In the most dramatic fight at a sold-out Vale Sports Arena on Saturday night, Ash Williams, bronze medallist at the 2014 Commonwealth Games for Wales and a 1-0 pro before becoming disillusioned with a lack of fights, proved that much.

Down twice inside the opening minute, Williams flattened Joe Randall with a right and it was all over in 142 seconds.
Williams turned to bareknuckle boxing at 33 years old, while Skhane is six years younger.
Both say they will fight more regularly without gloves – and will be pushed along quicker.
Skhane said after improving to 2-0 in the trigon he wants to be a world champion and fight in America and that is more likely to happen – and happen sooner – if he sticks with BYB Extreme.
Barrie Jones has gone on to carve out a successful bareknuckle career after a 22-10 pro gloved career that peaked with a loss to Kell Brook for the British welterweight title in 2008.
Fighting a month before his 40th birthday, Jones took only 17 seconds to finish light-heavyweight champion Gregoris Cisneros, a result that puts the Welsh southpaw up with the top pound-for-pound bareknuckle boxers.

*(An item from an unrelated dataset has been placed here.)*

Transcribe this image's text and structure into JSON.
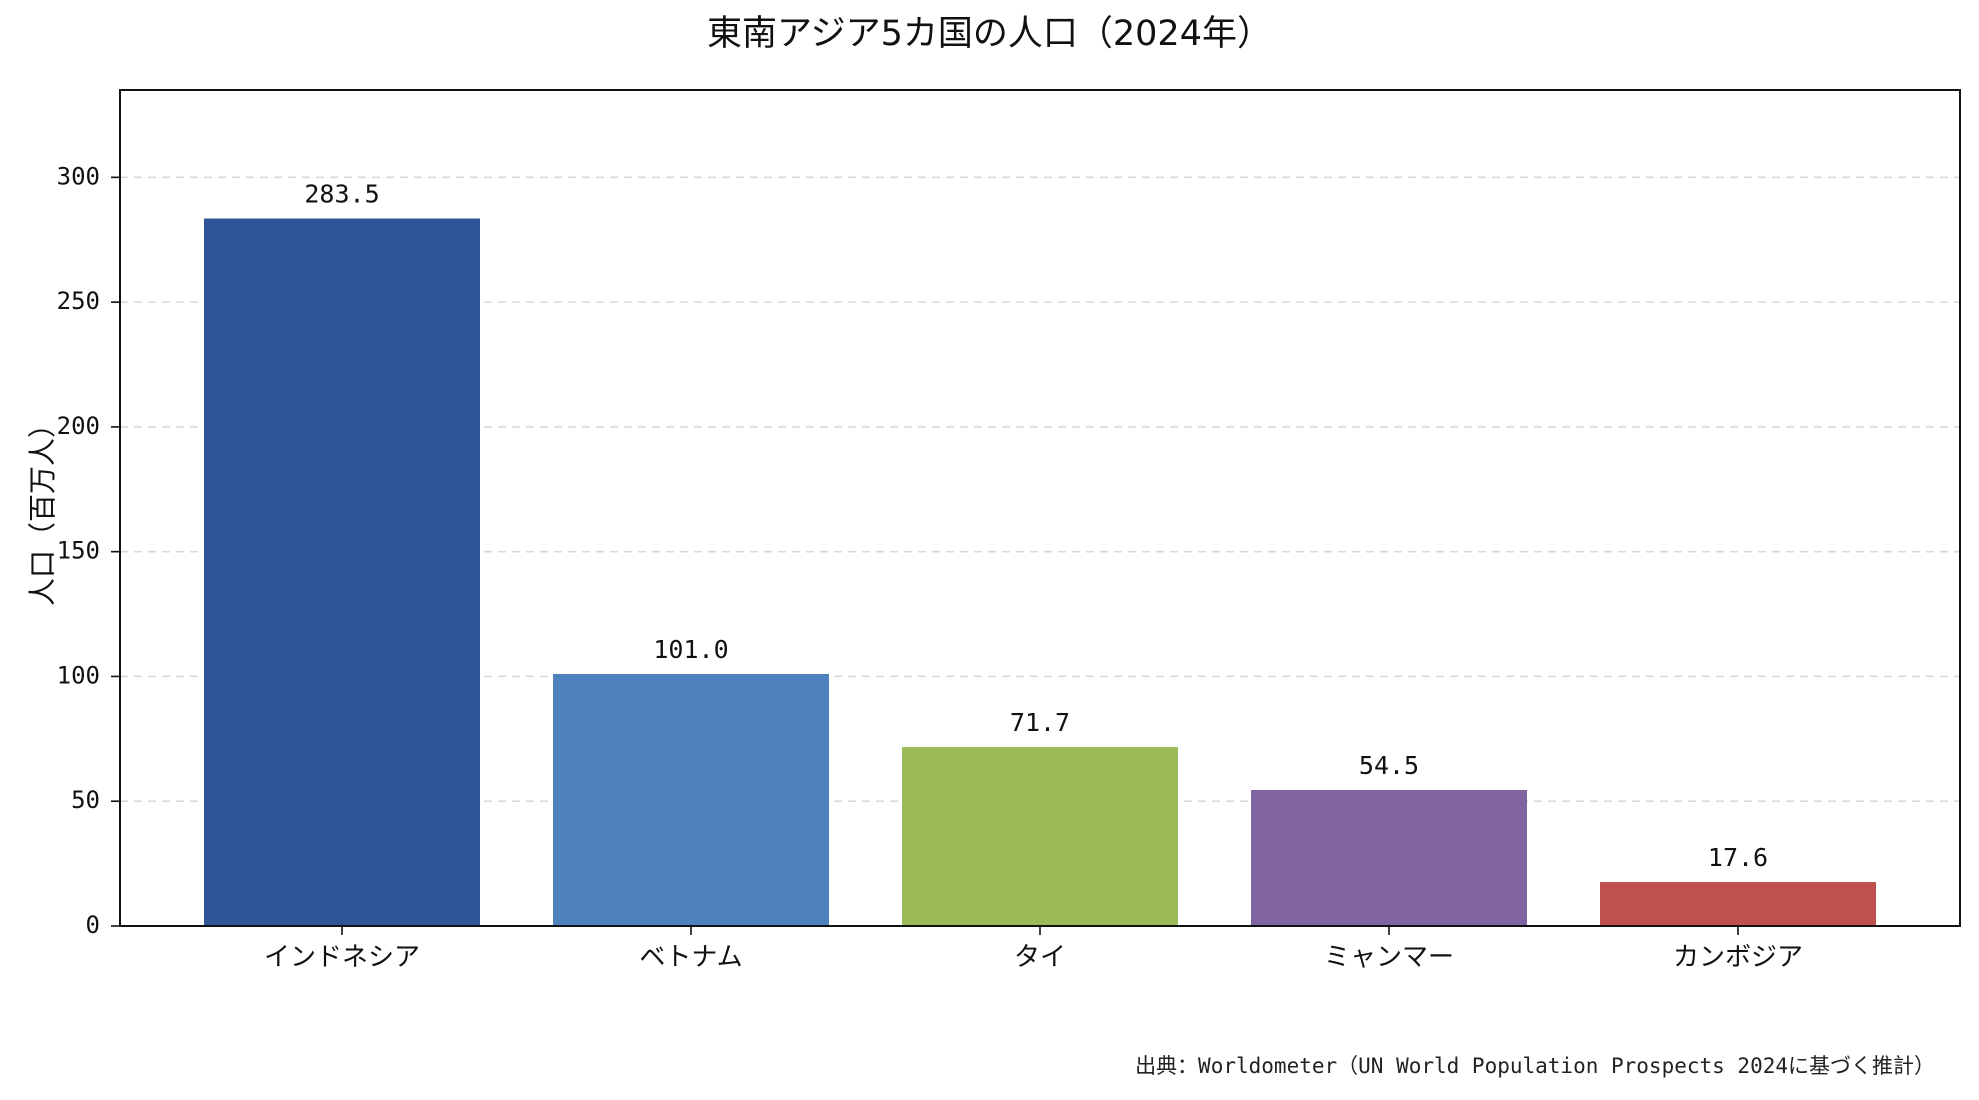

Jones, who fought on Joe Calzaghe undercards, unleashed a perfectly-timed southpaw right hook to put the Venezuelan on his knees for around a minute.
Dorian Darch, the cult heavyweight beaten by Anthony Joshua, Daniel Dubois and Hughie Fury in his gloved career, blasted out Gaz Slator in the first round. In the 38 seconds the fight lasted, Darch was cut on his cheek before blasting out the Newcastle brawler with a left-right-left.